Of all of life's great passions, there's nothing quite like the passion for great singing, once the bug has bitten, eh?? There is good singing, and then there is truly EXCELLENT singing, and until you've had a good dose of the latter, it's hard to appreciate what rapture and excitement it can create. There's so much BAD singing in the world, too many people are put off by the idea of hearing a singer in recital. But with these artists, it's generally ecstasy of an vastly higher order. Our Spivey Hall vocal recital fans are possibly our most deeply committed and loyal patrons -- like you, they really DO drive from great distances -- and they're generally among our most rapt, knowledgeable and attentive audiences, too. And YOU got them going! After all the celebrated international singers you've triumphantly introduced to metro-Atlanta and Southeastern audiences via recitals at Spivey Hall [including Olga Borodina, Bryn Terfel, Karita Mattila, Dmitri Hvorostovsky, Renee Fleming, Thomas Quasthoff, and Anne Sofie von Otter, to name JUST a few ;-) ], I'll be keenly interested to hear your assessment of Kate Royal. In any case, I hope you'll feel the 90-minute drive each way will have been worthwhile. Though I envy you your idyllic existence in beautiful Bellingham WA, the compensating benefit of living in Morrow GA (only...ahem...slightly less picturesque than your towering mountains, expansive ocean views, and lush greenery) is that I only have to drive **5 minutes** to hear the likes of Kate Royal at Spivey Hall (so there!). We'll have to swap notes in a post-April-6th debriefing. Thank you, Sherryl, for establishing Spivey Hall as a destination for the world's best singers -- and, as always, thank you, acoustician Rein Pirn, and thank you, Walter & Emilie Spivey!

4:41 PM  
Blogger MapleMama said...

Sam,

We are greatly looking forward to presenting Kate and Roger tomorrow night! The anticipationg of a warm evening of luxurious song is just what we as these bitter northeast winds continue to blow.

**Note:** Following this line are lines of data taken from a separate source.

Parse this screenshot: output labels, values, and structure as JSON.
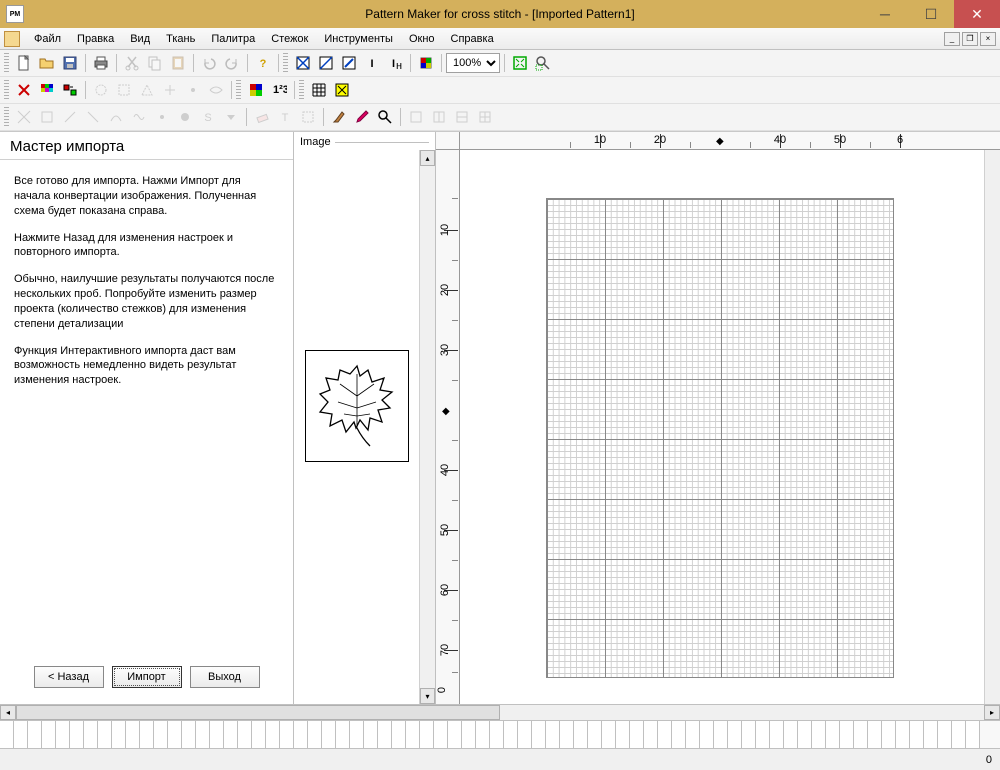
{
  "titlebar": {
    "app_icon_text": "PM",
    "title": "Pattern Maker for cross stitch - [Imported Pattern1]"
  },
  "menubar": {
    "items": [
      "Файл",
      "Правка",
      "Вид",
      "Ткань",
      "Палитра",
      "Стежок",
      "Инструменты",
      "Окно",
      "Справка"
    ]
  },
  "toolbar": {
    "zoom_value": "100%"
  },
  "wizard": {
    "title": "Мастер импорта",
    "p1": "Все готово для импорта.  Нажми Импорт для начала конвертации изображения.  Полученная схема будет показана справа.",
    "p2": "Нажмите Назад для изменения настроек и повторного импорта.",
    "p3": "Обычно, наилучшие результаты получаются после нескольких проб.  Попробуйте изменить размер проекта (количество стежков) для изменения степени детализации",
    "p4": "Функция Интерактивного импорта даст вам возможность немедленно видеть результат изменения настроек.",
    "btn_back": "< Назад",
    "btn_import": "Импорт",
    "btn_exit": "Выход"
  },
  "image_pane": {
    "label": "Image"
  },
  "ruler": {
    "h_ticks": [
      "10",
      "20",
      "40",
      "50",
      "6"
    ],
    "v_ticks": [
      "10",
      "20",
      "30",
      "40",
      "50",
      "60",
      "70",
      "0"
    ]
  },
  "status": {
    "coord": "0"
  }
}
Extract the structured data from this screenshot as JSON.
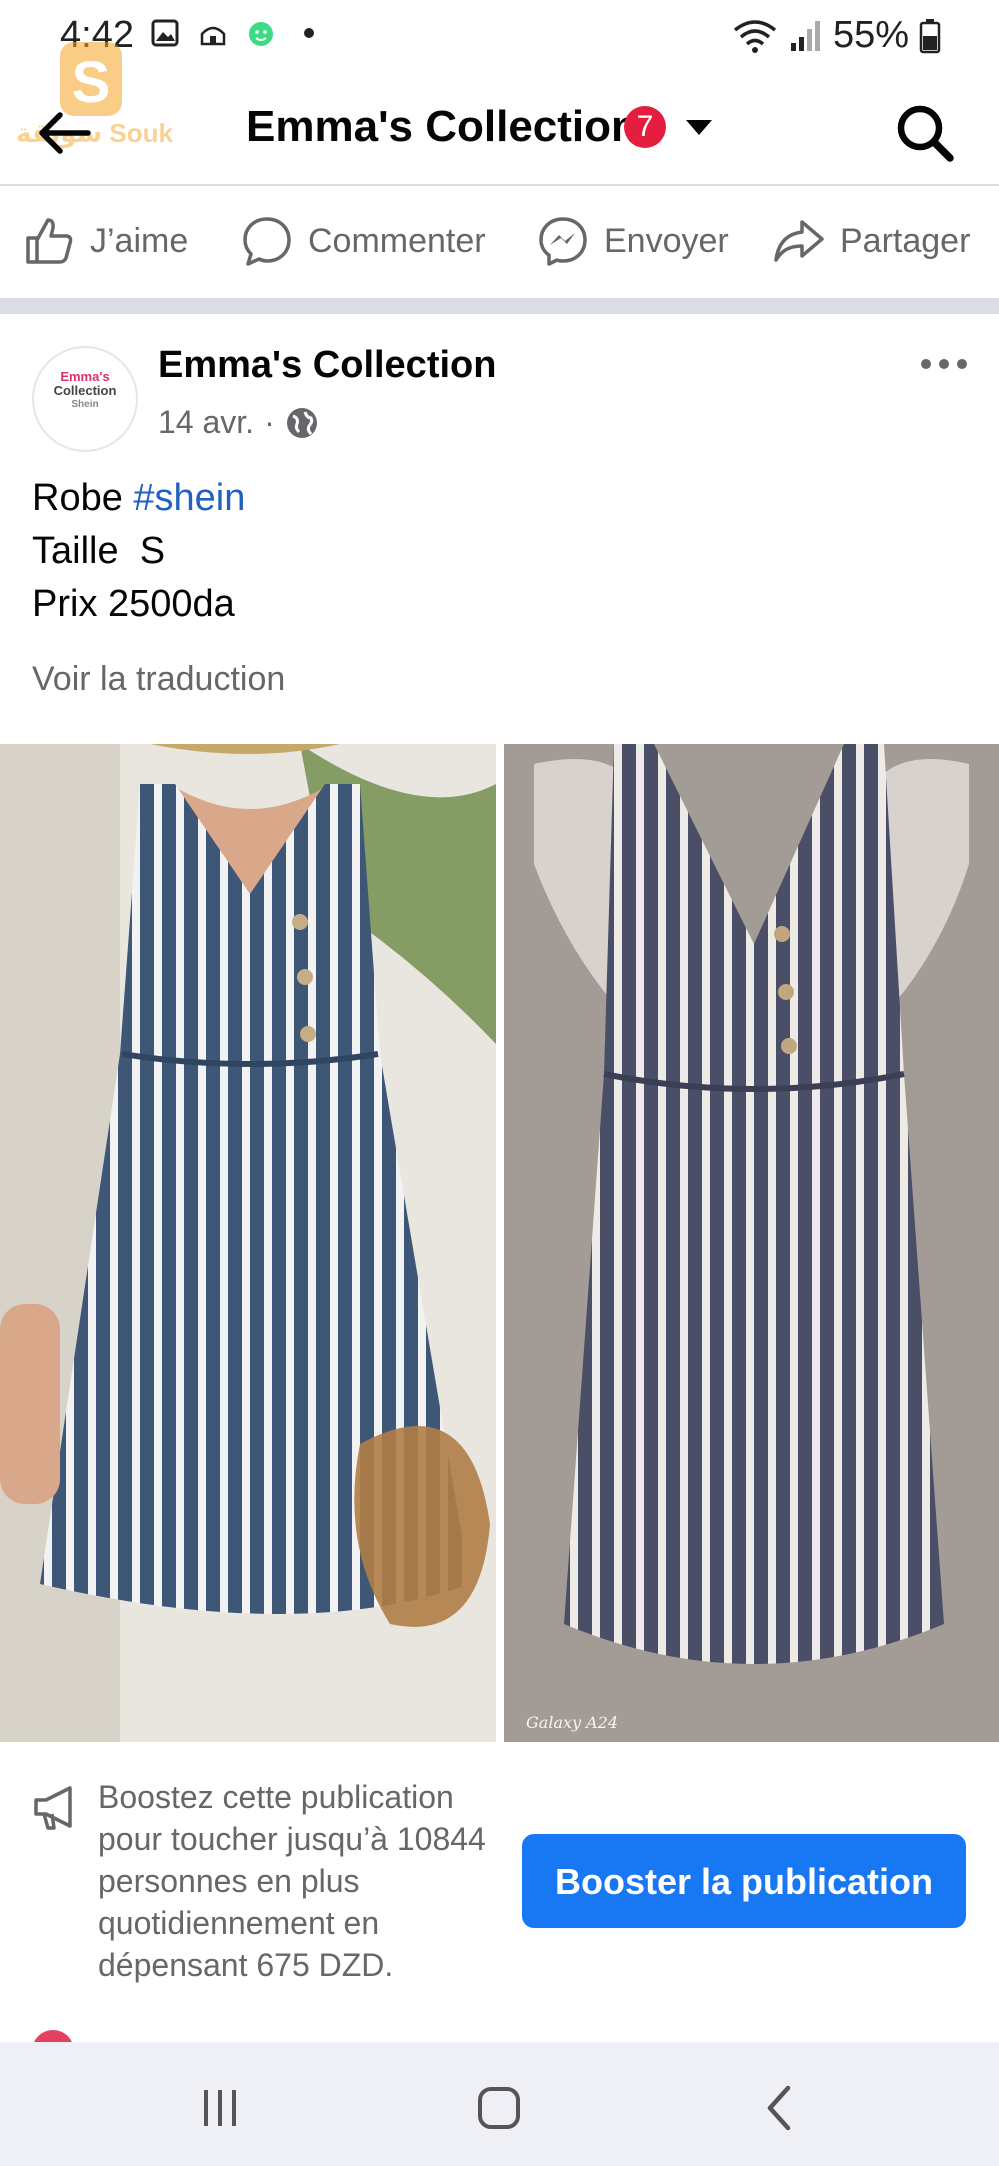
{
  "status_bar": {
    "time": "4:42",
    "battery": "55%",
    "icons_left": [
      "image-icon",
      "mosque-icon",
      "android-icon",
      "dot-icon"
    ],
    "icons_right": [
      "wifi-icon",
      "signal-icon",
      "battery-icon"
    ]
  },
  "watermark": {
    "text": "سويقة Souk"
  },
  "header": {
    "title": "Emma's Collection",
    "notification_count": "7"
  },
  "actions": [
    {
      "label": "J’aime",
      "icon": "like-icon"
    },
    {
      "label": "Commenter",
      "icon": "comment-icon"
    },
    {
      "label": "Envoyer",
      "icon": "messenger-icon"
    },
    {
      "label": "Partager",
      "icon": "share-icon"
    }
  ],
  "post": {
    "author": "Emma's Collection",
    "avatar_text": {
      "line1": "Emma's",
      "line2": "Collection",
      "line3": "Shein"
    },
    "date": "14 avr.",
    "separator": "·",
    "text_line1_prefix": "Robe ",
    "hashtag": "#shein",
    "text_line2": "Taille  S",
    "text_line3": "Prix 2500da",
    "translate_label": "Voir la traduction",
    "photo_right_caption": "Galaxy A24"
  },
  "boost": {
    "text": "Boostez cette publication pour toucher jusqu’à 10844 personnes en plus quotidiennement en dépensant 675 DZD.",
    "button_label": "Booster la publication"
  },
  "colors": {
    "accent": "#1877f2",
    "badge": "#e41e3f",
    "secondary_text": "#65676b",
    "hashtag": "#1f62c1"
  }
}
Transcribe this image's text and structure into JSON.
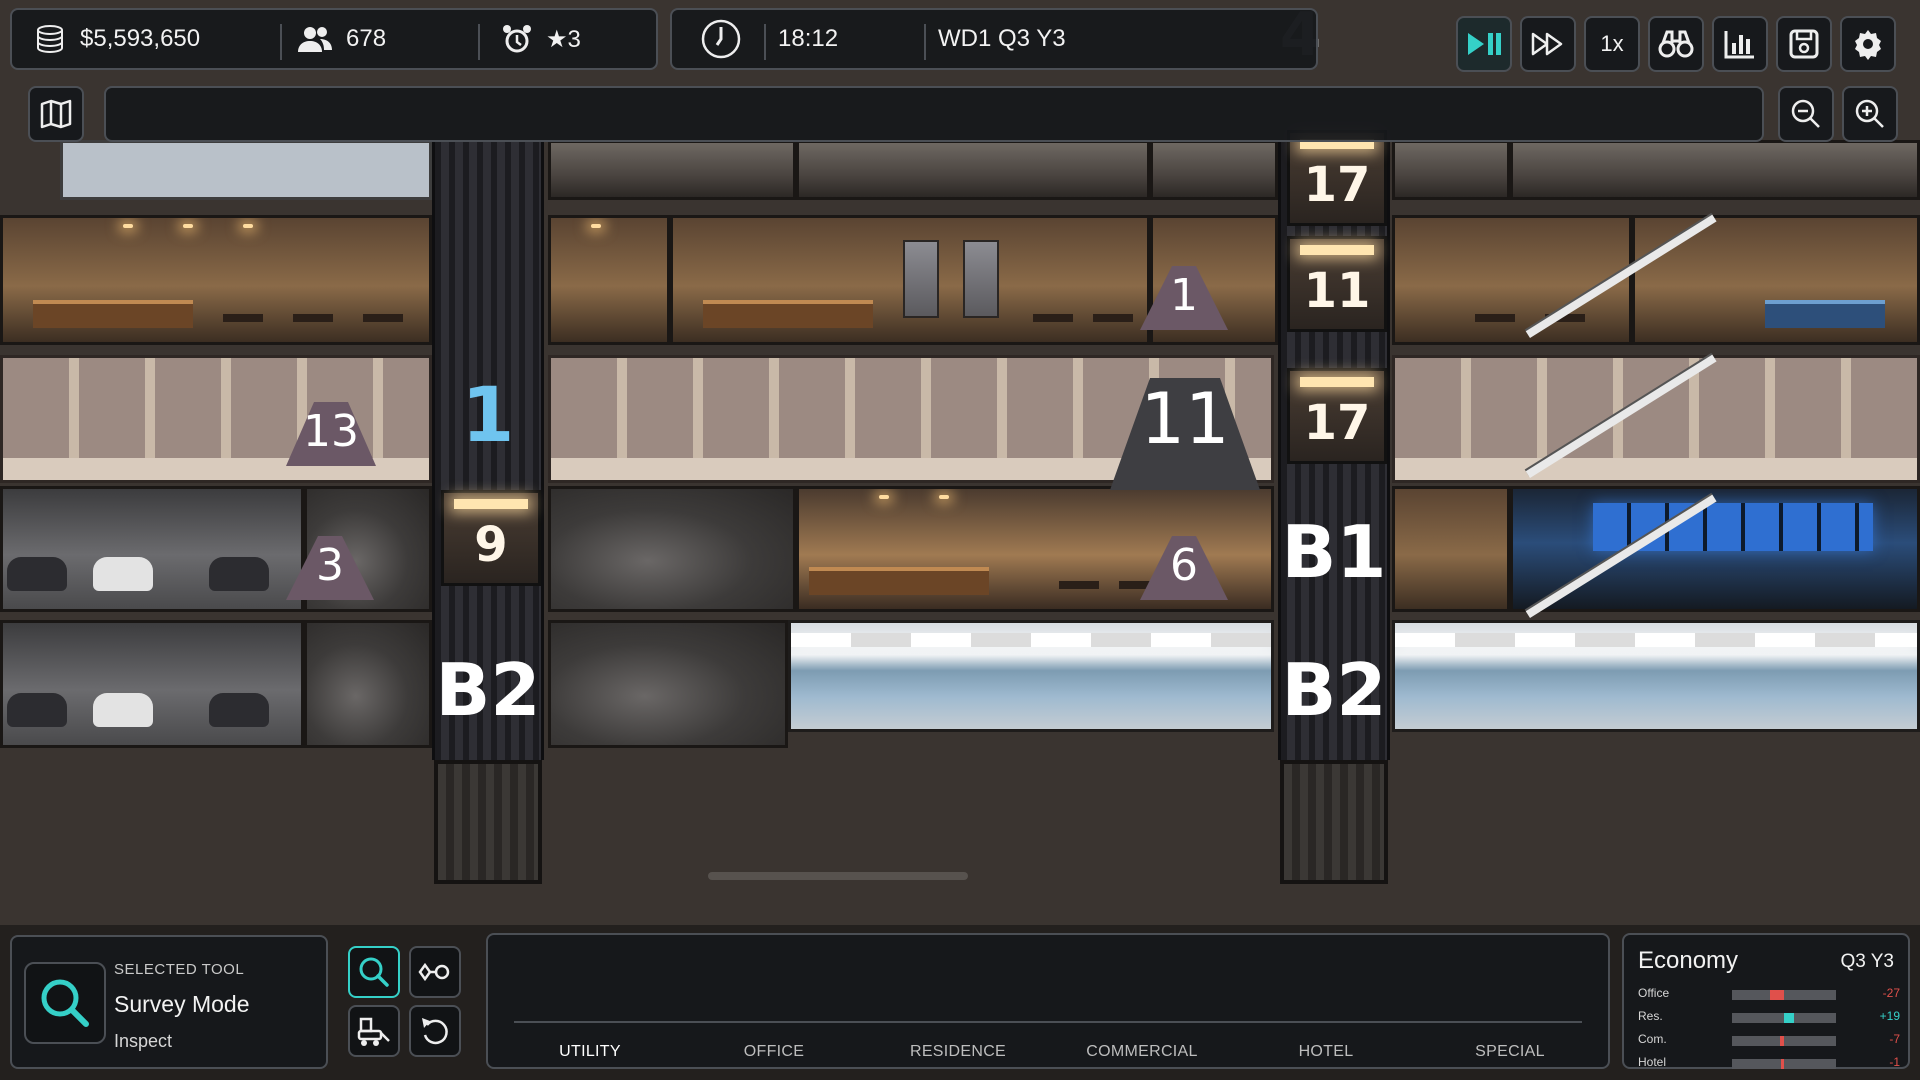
{
  "hud": {
    "money": "$5,593,650",
    "population": "678",
    "rating": "★3",
    "time": "18:12",
    "date": "WD1 Q3 Y3",
    "speed_label": "1x",
    "search_placeholder": ""
  },
  "scene": {
    "shafts": [
      {
        "labels": [
          "1",
          "B2"
        ],
        "cabs": [
          "9"
        ]
      },
      {
        "labels": [
          "B1",
          "B2"
        ],
        "cabs": [
          "17",
          "11",
          "17"
        ]
      }
    ],
    "queues": [
      "13",
      "3",
      "1",
      "11",
      "6"
    ],
    "background_floor_label": "4"
  },
  "tool": {
    "caption": "SELECTED TOOL",
    "name": "Survey Mode",
    "sub": "Inspect"
  },
  "build": {
    "tabs": [
      "UTILITY",
      "OFFICE",
      "RESIDENCE",
      "COMMERCIAL",
      "HOTEL",
      "SPECIAL"
    ],
    "active_tab": "UTILITY"
  },
  "economy": {
    "title": "Economy",
    "period": "Q3 Y3",
    "rows": [
      {
        "label": "Office",
        "value": "-27",
        "level": -0.27
      },
      {
        "label": "Res.",
        "value": "+19",
        "level": 0.19
      },
      {
        "label": "Com.",
        "value": "-7",
        "level": -0.07
      },
      {
        "label": "Hotel",
        "value": "-1",
        "level": -0.01
      }
    ]
  },
  "colors": {
    "accent": "#35d0c8",
    "positive": "#35d0c8",
    "negative": "#e0504b",
    "queue": "#6b5866"
  },
  "icons": [
    "coins-icon",
    "people-icon",
    "alarm-icon",
    "clock-icon",
    "play-pause-icon",
    "fast-forward-icon",
    "binoculars-icon",
    "chart-icon",
    "save-icon",
    "gear-icon",
    "map-icon",
    "zoom-out-icon",
    "zoom-in-icon",
    "search-icon",
    "settings-toggle-icon",
    "bulldozer-icon",
    "undo-icon"
  ]
}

I will think of you as I thumb through our program book; which I manage here at Middlebury. Your writing of "various degrees of correctness and consistency" made me smile; as I've often cursed a bio full of errors, or texts and translations only separated by a few flicks of the space bar (has no one else heard of columns, tables, or the like?)

Best wishes from Vermont!
-Allison Coyne Carroll
Middlebury College Performing Arts Series.

P.S. I am sure Paul would want me to pass along his regards as well!

1:11 PM  
Blogger Spivey Hall said...

Allison, thanks for your comment -- I hope you enjoyed Kate Royal and Roger Vignoles as much in Middlebury as we did in Morrow! They got a nice notice (perhaps you've seen) from Allan Kozinn of The New York Times for their Frick Collection recital, and now I expect they're enjoying similar success out West.

Ah, editing and publishing program books...a very special calling, is it not?!? Maybe we need to convene artist managers and program book editors at an Arts Presenters conference sometime, to express our needs and air our grievances! But there's as much turnover with the artist managements as there can be on presenters' staffs...thus I'm more or less resigned to the reality it will be a never-ending effort -- to borrow a phrase from Italian labor unions, "lotta continua"!

BTW, ever seen Harry Shaw's Punctuate It Right! -- a very handy little volume that answers all sorts of niggling, tricky questions that seem to crop up when editing program books? I think it should be required reading for anyone who writes or edits bios.

Best to you and Paul, and may Spring soon come your way!